Experts say a swim like this might not have been possible just a few decades ago.
“We’re in an era now where we have many more years where it would be tolerable, and fewer and fewer where it would be told cold to do this,” says Jay Austin, a U of M Duluth physics and astronomy professor who’s also been studying about changes in Lake Superior.
He says warmer air over the lake, especially in winter, is leading to warmer weather temperatures.
“We’re seeing significantly warmer waters now than we were 20 to 30 years ago, and that is entirely a response to climate change,” Austin says. “Just a few years ago, we had a year where it was in the 40s at this time of year, and that was a bit more common 20 or 30 years ago.”
Hamline University’s Center for Global Environmental Education says Lake Superior’s temperature has risen about five degrees since the late 1990s, and is one of the fastest warming lakes in the world.
The center, which provided the boats to watch over the swimmers, is making a documentary about the relay and how Lake Superior is changing.
Baetzold says he’s noticed the difference, too.
“People have told me stories from 57 years ago when they’d swim in it, and it’d be frigidly cold everywhere,” he says. “And now, there’s warm spots in it, algae blooms. I’ve even gotten in it when it’s 70 degrees on the 4th of July.”
Baetzold says conditions were much chillier this time.
The team finished in about 23 hours.
He hopes this swim will raise awareness about the lake’s condition, but agrees that cold-weather swimming isn’t for everyone.
“Whenever you do anything that’s out of the norm, people think you’re crazy,” he smiles. “But I enjoy it. Maybe I think they’re crazy for not doing anything like this.”
The team has a total of 75 years of experience with marathon swims in oceans, rivers and large lakes.

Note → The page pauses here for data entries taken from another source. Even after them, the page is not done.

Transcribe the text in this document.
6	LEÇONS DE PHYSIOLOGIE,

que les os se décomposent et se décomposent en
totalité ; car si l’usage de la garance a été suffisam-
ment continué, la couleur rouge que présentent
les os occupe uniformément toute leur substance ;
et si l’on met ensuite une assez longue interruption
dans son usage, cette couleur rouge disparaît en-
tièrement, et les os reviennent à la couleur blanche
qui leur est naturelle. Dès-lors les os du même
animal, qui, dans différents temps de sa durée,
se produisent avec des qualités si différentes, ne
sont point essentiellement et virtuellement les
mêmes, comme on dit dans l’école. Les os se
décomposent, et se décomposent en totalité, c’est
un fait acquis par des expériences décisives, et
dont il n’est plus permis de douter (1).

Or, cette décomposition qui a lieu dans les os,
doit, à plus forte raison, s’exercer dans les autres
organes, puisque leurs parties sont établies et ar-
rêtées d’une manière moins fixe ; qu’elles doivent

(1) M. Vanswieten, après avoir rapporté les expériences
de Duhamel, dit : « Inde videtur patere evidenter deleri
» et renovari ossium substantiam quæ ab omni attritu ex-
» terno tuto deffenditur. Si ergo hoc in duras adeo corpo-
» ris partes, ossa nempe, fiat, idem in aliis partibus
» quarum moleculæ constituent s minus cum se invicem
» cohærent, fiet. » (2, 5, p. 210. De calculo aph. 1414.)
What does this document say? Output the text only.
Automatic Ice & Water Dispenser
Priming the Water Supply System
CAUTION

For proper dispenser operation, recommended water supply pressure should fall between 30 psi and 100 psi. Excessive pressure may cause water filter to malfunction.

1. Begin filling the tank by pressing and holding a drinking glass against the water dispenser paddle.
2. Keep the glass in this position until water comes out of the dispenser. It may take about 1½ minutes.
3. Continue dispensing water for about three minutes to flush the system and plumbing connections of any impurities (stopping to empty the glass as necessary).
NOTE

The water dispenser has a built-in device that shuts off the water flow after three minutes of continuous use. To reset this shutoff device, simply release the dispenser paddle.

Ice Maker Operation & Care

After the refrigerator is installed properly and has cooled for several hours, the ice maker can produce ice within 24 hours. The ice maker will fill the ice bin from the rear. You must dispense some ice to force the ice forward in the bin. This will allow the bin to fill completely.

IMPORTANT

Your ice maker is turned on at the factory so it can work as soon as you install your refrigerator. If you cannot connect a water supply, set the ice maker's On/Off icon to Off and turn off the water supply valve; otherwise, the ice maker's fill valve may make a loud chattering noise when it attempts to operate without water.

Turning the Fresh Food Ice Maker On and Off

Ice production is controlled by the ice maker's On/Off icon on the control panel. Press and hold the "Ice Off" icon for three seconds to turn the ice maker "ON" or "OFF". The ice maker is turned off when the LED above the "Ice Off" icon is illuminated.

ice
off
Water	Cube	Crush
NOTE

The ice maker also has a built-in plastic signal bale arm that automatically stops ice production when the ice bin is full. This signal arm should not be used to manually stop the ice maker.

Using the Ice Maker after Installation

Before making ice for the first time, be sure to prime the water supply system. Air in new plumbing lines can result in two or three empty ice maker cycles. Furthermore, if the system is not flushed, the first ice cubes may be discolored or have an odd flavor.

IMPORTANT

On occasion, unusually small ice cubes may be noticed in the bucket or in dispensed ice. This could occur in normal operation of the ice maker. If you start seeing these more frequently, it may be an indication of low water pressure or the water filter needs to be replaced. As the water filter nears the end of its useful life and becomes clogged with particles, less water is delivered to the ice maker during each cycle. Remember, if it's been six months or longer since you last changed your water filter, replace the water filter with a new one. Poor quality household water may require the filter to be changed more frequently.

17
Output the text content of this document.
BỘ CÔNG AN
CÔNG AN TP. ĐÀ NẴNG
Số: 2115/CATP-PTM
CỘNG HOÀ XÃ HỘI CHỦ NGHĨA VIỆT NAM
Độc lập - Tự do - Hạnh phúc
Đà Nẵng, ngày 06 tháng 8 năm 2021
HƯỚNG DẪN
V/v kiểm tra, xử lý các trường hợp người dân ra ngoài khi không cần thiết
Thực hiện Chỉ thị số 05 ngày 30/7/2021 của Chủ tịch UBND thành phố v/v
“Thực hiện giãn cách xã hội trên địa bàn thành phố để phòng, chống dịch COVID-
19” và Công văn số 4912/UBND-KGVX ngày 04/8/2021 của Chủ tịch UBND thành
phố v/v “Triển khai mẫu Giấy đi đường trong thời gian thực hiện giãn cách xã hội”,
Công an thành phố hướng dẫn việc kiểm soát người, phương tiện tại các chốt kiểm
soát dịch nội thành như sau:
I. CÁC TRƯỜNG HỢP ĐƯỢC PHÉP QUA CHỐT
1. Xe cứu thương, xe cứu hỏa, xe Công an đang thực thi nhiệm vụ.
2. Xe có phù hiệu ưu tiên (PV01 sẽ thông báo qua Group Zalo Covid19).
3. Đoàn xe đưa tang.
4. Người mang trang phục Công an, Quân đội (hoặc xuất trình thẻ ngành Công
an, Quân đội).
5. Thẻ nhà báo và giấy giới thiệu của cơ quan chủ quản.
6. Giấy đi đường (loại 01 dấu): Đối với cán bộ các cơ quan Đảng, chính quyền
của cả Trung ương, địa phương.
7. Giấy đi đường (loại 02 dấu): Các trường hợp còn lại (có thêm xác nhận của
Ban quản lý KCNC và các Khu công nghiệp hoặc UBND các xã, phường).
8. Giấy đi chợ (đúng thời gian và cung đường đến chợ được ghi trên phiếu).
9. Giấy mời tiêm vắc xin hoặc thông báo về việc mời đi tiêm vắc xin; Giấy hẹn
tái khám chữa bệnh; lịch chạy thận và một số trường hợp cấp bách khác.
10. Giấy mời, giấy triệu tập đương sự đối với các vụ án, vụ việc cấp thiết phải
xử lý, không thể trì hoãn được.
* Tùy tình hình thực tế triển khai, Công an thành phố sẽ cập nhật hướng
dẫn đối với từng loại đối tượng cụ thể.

Miller emphasizes everyone should take precautions when taking to the water in Lake Superior.
“We should encourage more careful swimming, not more swimming,” he says.
Baetzold says his next challenge will be to attempt to swim the English Channel — about 21 miles across — in July 2025, where the temperature can be as cold as 56 degrees.
Not a problem for him, he says.
“It’s kind of like a cold day when you come in and heat up, or the opposite, when you’re really hot and you come into the air-conditioned room and you’re cooling off,” he says. “It feels good. It helps me to sleep at night and it’s just good for exercise.”